Reclaiming Choice

One of the best things about growing up is having more choice, yet most of the time we fail to claim our freedom.  We have an infinite number of choices, yet we actualize or live according to only a small number.  I maintain that any choice you don’t recognize as a choice is not functioning as a choice in that moment. 

Choice is important for several reasons, but the one I am focusing on here is its effect on the quality of our experience.  When we choose something, we open to it more fully and are more present.  After all, if you choose something, you want to show up for it. 

Obligation, in contrast, is strangling.  It kills joy.  Usually when we do something that we don’t want to out of a sense of obligation, we feel resentful on some level.
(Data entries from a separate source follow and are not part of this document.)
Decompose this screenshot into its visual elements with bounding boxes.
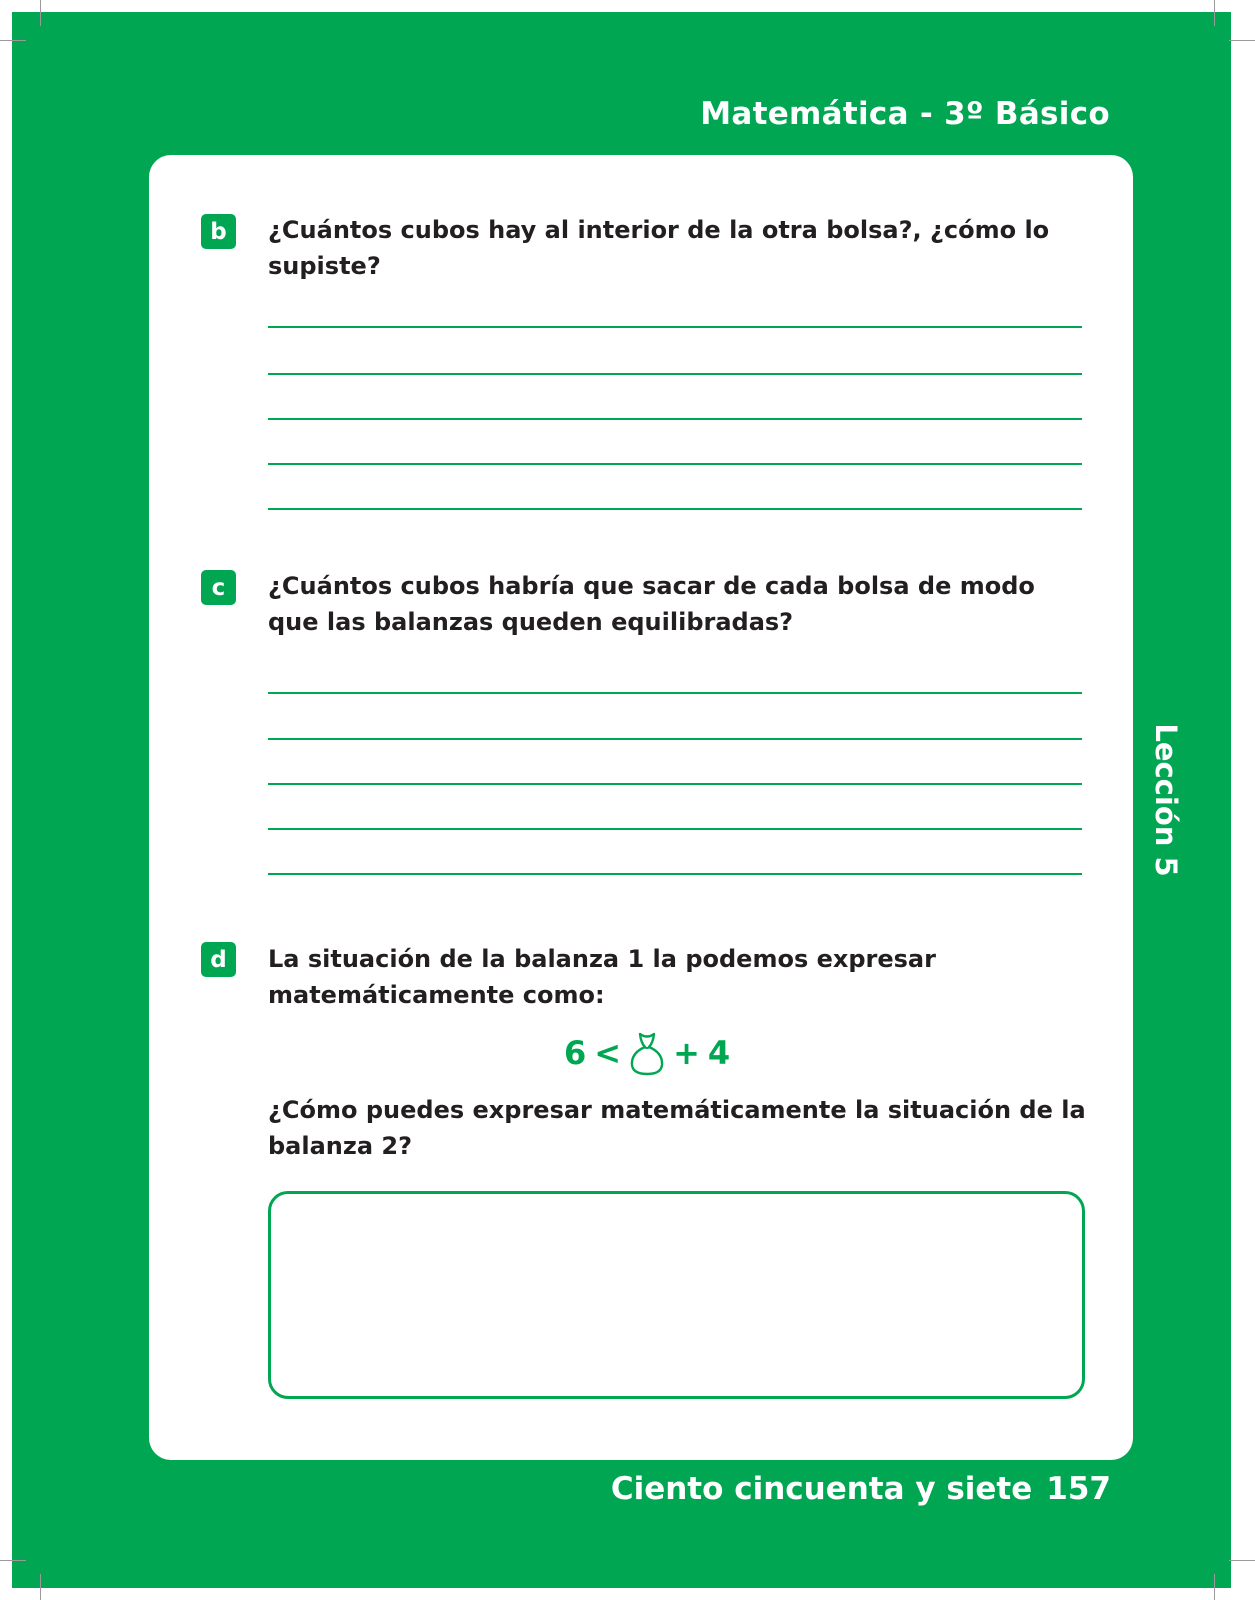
question-c-line1: ¿Cuántos cubos habría que sacar de cada bolsa de modo <box>268 572 1035 600</box>
answer-line-b-2[interactable] <box>268 373 1082 375</box>
followup-line2: balanza 2? <box>268 1132 413 1160</box>
math-expression <box>564 1030 730 1076</box>
followup-question <box>268 1092 1088 1164</box>
expression-right-value: 4 <box>707 1034 731 1072</box>
answer-line-b-4[interactable] <box>268 463 1082 465</box>
lesson-tab: Lección 5 <box>1149 723 1183 877</box>
question-b-line2: supiste? <box>268 252 381 280</box>
expression-operator: < <box>594 1034 622 1072</box>
answer-box-d[interactable] <box>268 1191 1085 1399</box>
crop-mark <box>0 40 26 41</box>
answer-line-c-4[interactable] <box>268 828 1082 830</box>
question-d-line2: matemáticamente como: <box>268 981 605 1009</box>
question-badge-b: b <box>201 214 236 249</box>
crop-mark <box>1214 1574 1215 1600</box>
question-d-line1: La situación de la balanza 1 la podemos expresar <box>268 945 936 973</box>
expression-left-value: 6 <box>564 1034 587 1072</box>
crop-mark <box>40 0 41 26</box>
question-badge-d: d <box>201 942 236 977</box>
bag-icon <box>625 1030 669 1076</box>
crop-mark <box>40 1574 41 1600</box>
page-number: 157 <box>1046 1471 1111 1507</box>
crop-mark <box>1229 40 1255 41</box>
crop-mark <box>0 1560 26 1561</box>
expression-plus: + <box>673 1034 700 1072</box>
answer-line-b-5[interactable] <box>268 508 1082 510</box>
answer-line-c-1[interactable] <box>268 692 1082 694</box>
answer-line-c-3[interactable] <box>268 783 1082 785</box>
header-title: Matemática - 3º Básico <box>700 96 1110 132</box>
page-footer <box>611 1471 1111 1507</box>
question-c-text <box>268 568 1088 640</box>
question-c-line2: que las balanzas queden equilibradas? <box>268 608 794 636</box>
crop-mark <box>1214 0 1215 26</box>
answer-line-c-5[interactable] <box>268 873 1082 875</box>
question-d-text <box>268 941 1088 1013</box>
question-badge-c: c <box>201 570 236 605</box>
answer-line-b-1[interactable] <box>268 326 1082 328</box>
page-number-words: Ciento cincuenta y siete <box>610 1471 1033 1507</box>
answer-line-b-3[interactable] <box>268 418 1082 420</box>
crop-mark <box>1229 1560 1255 1561</box>
question-b-line1: ¿Cuántos cubos hay al interior de la otra bolsa?, ¿cómo lo <box>268 216 1050 244</box>
answer-line-c-2[interactable] <box>268 738 1082 740</box>
question-b-text <box>268 212 1088 284</box>
followup-line1: ¿Cómo puedes expresar matemáticamente la situación de la <box>268 1096 1086 1124</box>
We’re doing it under duress, and so we are resisting rather than embracing.  You might have noticed that if you try to act generously out of obligation, you hold back energetically and do not feel the pleasure that comes with true generosity.  Even with things we normally like to do, our pleasure is diminished if we are doing them because of a “should.”  For example, I enjoy going for walks, but if I really want to be doing something else, I don’t get into it the same way.

This is not to dismiss the fact that there are some things that we “should” do.  I find that doing these things when I want and how I want makes all the difference in the world.  When I go through that stack of files simply because it’s on my to-do list and I’m not really into it, I don’t enjoy what I’m doing.  But when I purge files or clean a closet or write a letter or do my taxes when it is what I want to do in that moment, the task is often not disagreeable at all.  I find that the more choice I give myself, the less reaction I have to those things I don’t particularly like doing. 

Reclaiming choice is making conscious decisions about things. Often the more conscious we become, the more options we see in a given moment.  We see all those options we usually cut off only because they not part of our normal routine or not how we see ourselves.  These are things like, “I don’t go to parties” or “I don’t speak in front of groups.” I call these policy decisions. Although we’re certainly free to make such decisions, we need to be aware of a couple of things.  One is that our policies can become outdated.  We forget that we change and that what was true a couple years ago or even a couple weeks ago may not be true now.  The other problem is that if we get too far away from the awareness of choice, we get a little dull. Certain decisions, priorities, or conditions are programmed in and we simply live out that programming. This puts us to sleep.

To take back our freedom, we have to push back the internal censor whose parameters have become restrictive.  This involves stepping over internal boundaries and going against prohibitions.  You have to be willing to take a little flak when, for example, you don’t send the customary Mother’s Day card or you say no to an invitation.  Perhaps you let yourself get a little showy and draw attention.  If you can’t take the heat that is generated by making new choices and stirring up that part of your psyche whose job it is to keep you within the boundaries it considers safe, you’ll never break out of your conditioning and will never be free.

It is not so much the decision that is critical, but the place it is made from.  You can, for example, go to the same restaurant every day and order the same lunch, but it is different if you do it without thinking than if each day you decide that this is the restaurant and the meal that would most satisfy you.  Perhaps you can see how the act of bringing an awareness of choice into such decisions brings out their flavor and hidden satisfactions.  When we do something without checking in or considering options, we deprive ourselves of the joy and aliveness that comes with choosing.

 What we’re talking about is the sense of choice.  Although this often comes as we expand our horizons and have more options available, it would be a mistake to equate choice with the number of options.  You could have thirty options, but feel that as a sense of burden; alternately, you could have no options and still feel free inside.  To embrace even the situation that you have no choice about is perhaps the deepest level of choice.  You can choose to be present rather than turn away. 

So beneath all the freedoms involved in having many choices is the freedom simply to be.   It is the freedom to be who you are, without having to shape that any particular way.  Once this is firmly established, choosing will feel natural again.  It will not be the automatic choosing that comes from conditioning but the choosing of someone who is constantly tasting life.  What could be more pleasurable than that?